Emiliano Dall'Anese
University of Colorado Boulder
Seminar Information
~ Meeting ID: 998 5029 2274
~ Seminar Recording Available: Please contact seminar coordinator, Jake Blair at (j1blair@eng.ucsd.edu)
The talk focuses on the synthesis of online algorithms to optimize the behavior of networked and dynamical systems operating in uncertain, dynamically changing environments. Motivating examples are drawn from power systems, with specific applications that include management of distributed energy resources and electric vehicles. The main strategy revolves around the synthesis of online optimization algorithms that effectively act as feedback controllers to drive dynamical systems towards well-defined equilibria. In particular, the desired equilibrium points coincide with optimal solution trajectories of optimization problems formalizing performance metrics and operational constraints that may evolve over time. The first part of the talk considers the case where the dynamics of the plant are fast and algorithms are synthetized based on the algebraic representation of the system; the design of the algorithms capitalizes on an online implementation of data-driven first-order methods, suitably modified to accommodate actionable feedback in the form of measurements from the systems and functional evaluations of the cost. Leveraging contraction arguments, the performance of the closed-loop online algorithm is analyzed in terms of tracking of an optimal solution trajectory; in particular, results in terms of convergence in expectation and in high-probability are presented, with the latter leveraging a sub-Weibull model for the gradient error. The talk then considers the case where the time scales of online algorithms and dynamical systems are comparable; in this case, sufficient conditions on the tunable parameters of the online algorithm are presented to guarantee exponential and input-to-state stability of the interconnection between the online algorithm and the dynamical system. Algorithms are applied to solve problems in power systems such as demand response, optimal power flows, and real-time economic dispatch.

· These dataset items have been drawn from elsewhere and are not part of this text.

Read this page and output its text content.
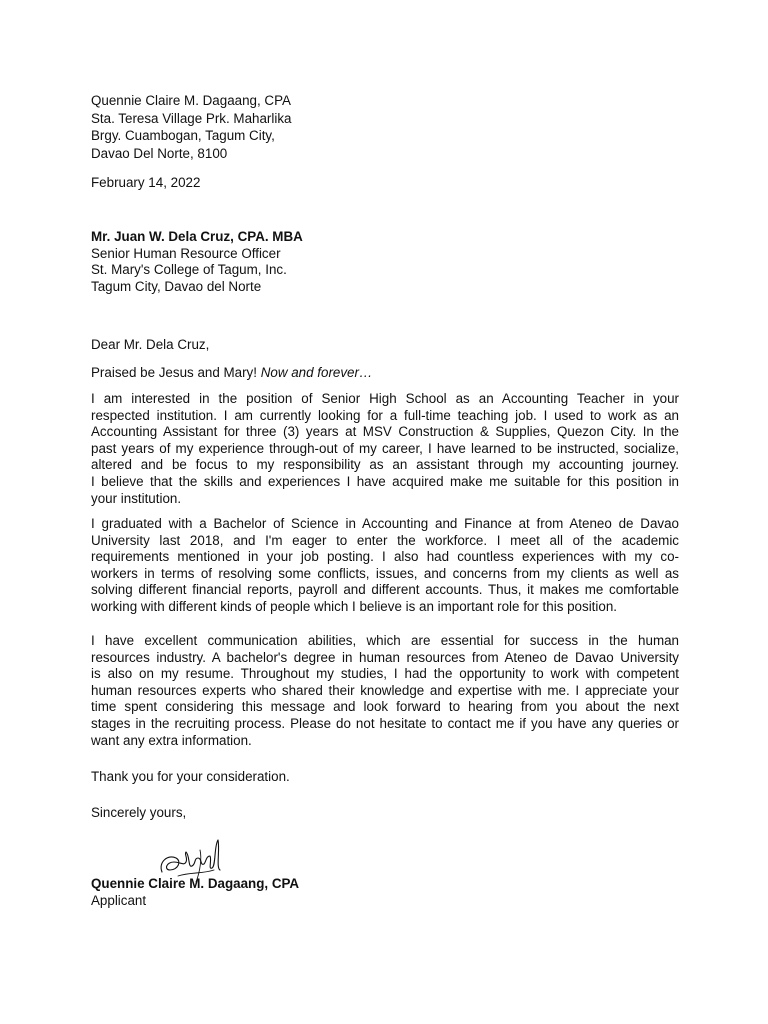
Quennie Claire M. Dagaang, CPA
Sta. Teresa Village Prk. Maharlika
Brgy. Cuambogan, Tagum City,
Davao Del Norte, 8100

February 14, 2022

Mr. Juan W. Dela Cruz, CPA. MBA
Senior Human Resource Officer
St. Mary's College of Tagum, Inc.
Tagum City, Davao del Norte

Dear Mr. Dela Cruz,

Praised be Jesus and Mary! Now and forever…

I am interested in the position of Senior High School as an Accounting Teacher in your
respected institution. I am currently looking for a full-time teaching job. I used to work as an
Accounting Assistant for three (3) years at MSV Construction & Supplies, Quezon City. In the
past years of my experience through-out of my career, I have learned to be instructed, socialize,
altered and be focus to my responsibility as an assistant through my accounting journey.
I believe that the skills and experiences I have acquired make me suitable for this position in
your institution.
I graduated with a Bachelor of Science in Accounting and Finance at from Ateneo de Davao
University last 2018, and I'm eager to enter the workforce. I meet all of the academic
requirements mentioned in your job posting. I also had countless experiences with my co-
workers in terms of resolving some conflicts, issues, and concerns from my clients as well as
solving different financial reports, payroll and different accounts. Thus, it makes me comfortable
working with different kinds of people which I believe is an important role for this position.
I have excellent communication abilities, which are essential for success in the human
resources industry. A bachelor's degree in human resources from Ateneo de Davao University
is also on my resume. Throughout my studies, I had the opportunity to work with competent
human resources experts who shared their knowledge and expertise with me. I appreciate your
time spent considering this message and look forward to hearing from you about the next
stages in the recruiting process. Please do not hesitate to contact me if you have any queries or
want any extra information.

Thank you for your consideration.

Sincerely yours,

Quennie Claire M. Dagaang, CPA
Applicant
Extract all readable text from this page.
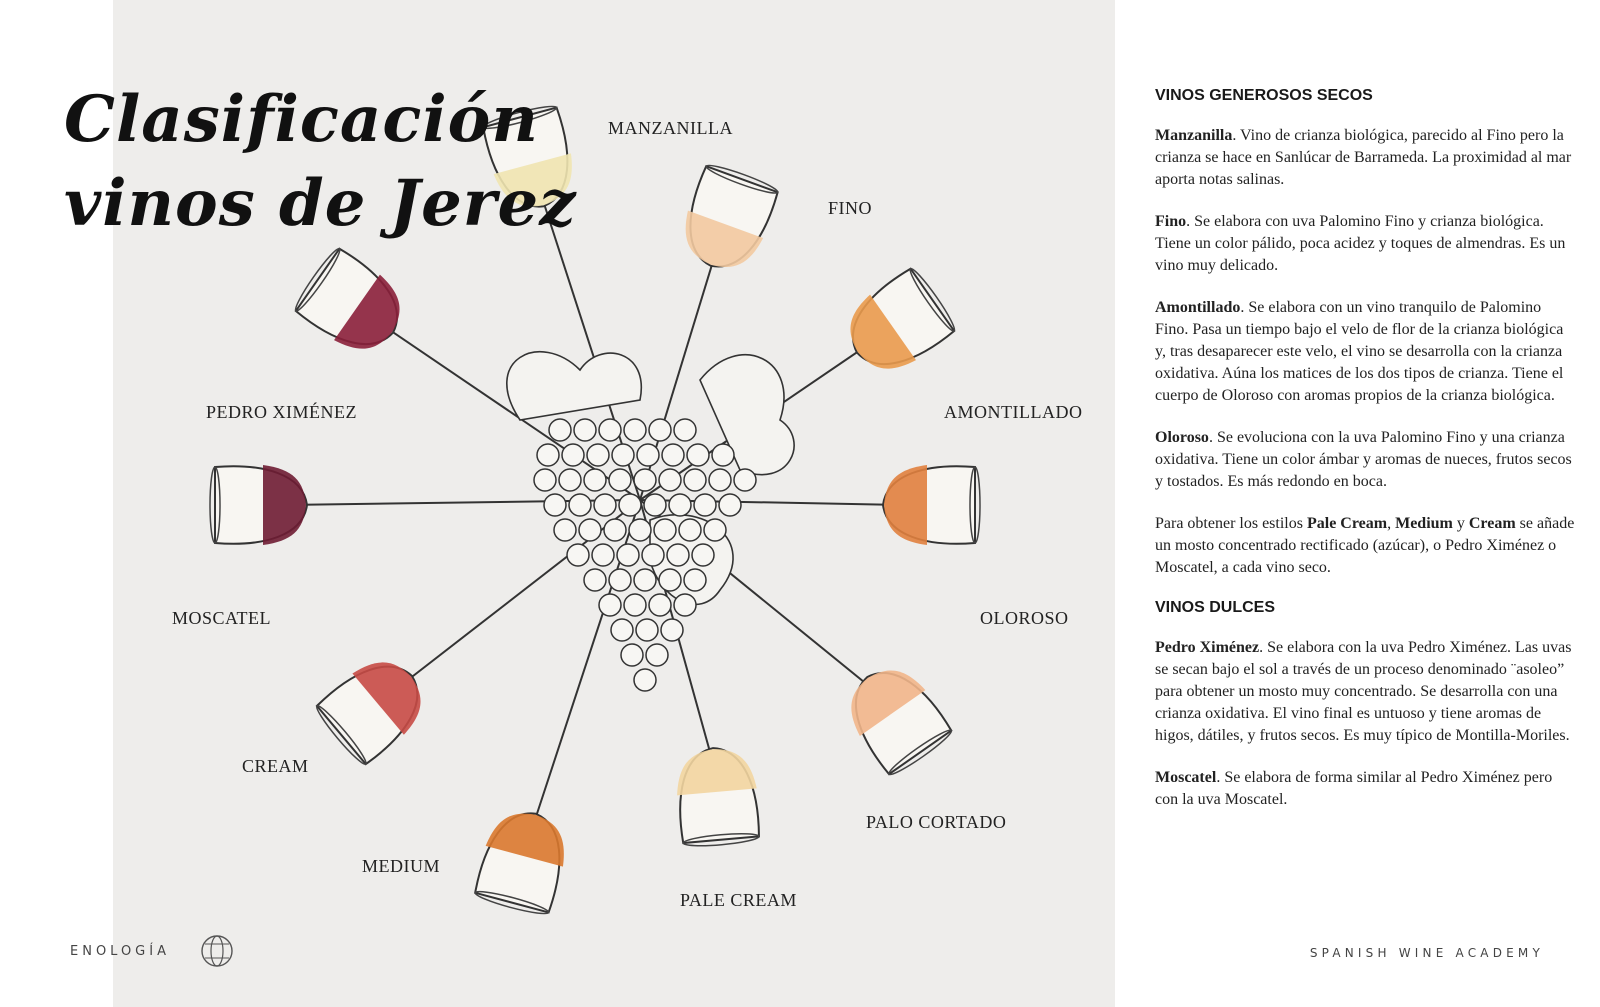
Clasificación
vinos de Jerez
MANZANILLA
FINO
AMONTILLADO
OLOROSO
PALO CORTADO
PALE CREAM
MEDIUM
CREAM
MOSCATEL
PEDRO XIMÉNEZ
ENOLOGÍA
VINOS GENEROSOS SECOS

Manzanilla. Vino de crianza biológica, parecido al Fino pero la crianza se hace en Sanlúcar de Barrameda. La proximidad al mar aporta notas salinas.

Fino. Se elabora con uva Palomino Fino y crianza biológica. Tiene un color pálido, poca acidez y toques de almendras. Es un vino muy delicado.

Amontillado. Se elabora con un vino tranquilo de Palomino Fino. Pasa un tiempo bajo el velo de flor de la crianza biológica y, tras desaparecer este velo, el vino se desarrolla con la crianza oxidativa. Aúna los matices de los dos tipos de crianza. Tiene el cuerpo de Oloroso con aromas propios de la crianza biológica.

Oloroso. Se evoluciona con la uva Palomino Fino y una crianza oxidativa. Tiene un color ámbar y aromas de nueces, frutos secos y tostados. Es más redondo en boca.

Para obtener los estilos Pale Cream, Medium y Cream se añade un mosto concentrado rectificado (azúcar), o Pedro Ximénez o Moscatel, a cada vino seco.

VINOS DULCES

Pedro Ximénez. Se elabora con la uva Pedro Ximénez. Las uvas se secan bajo el sol a través de un proceso denominado ¨asoleo” para obtener un mosto muy concentrado. Se desarrolla con una crianza oxidativa. El vino final es untuoso y tiene aromas de higos, dátiles, y frutos secos. Es muy típico de Montilla-Moriles.

Moscatel. Se elabora de forma similar al Pedro Ximénez pero con la uva Moscatel.

SPANISH WINE ACADEMY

Emiliano Dall’Anese is an Assistant Professor in the Department of Electrical, Computer, and Energy Engineering at the University of Colorado Boulder, where he is also an affiliate faculty with the Department of Applied Mathematics. He received the Ph.D. degree from the Department of Information Engineering, University of Padova, Italy, in 2011. His research interests span the areas of optimization, control, and learning, with current emphasis on online optimization and learning, stochastic optimization, and optimization of dynamical systems; tools and methods are applied to problems in energy and healthcare. He received the National Science Foundation CAREER Award in 2020, and the IEEEPES Prize Paper Award in 2021.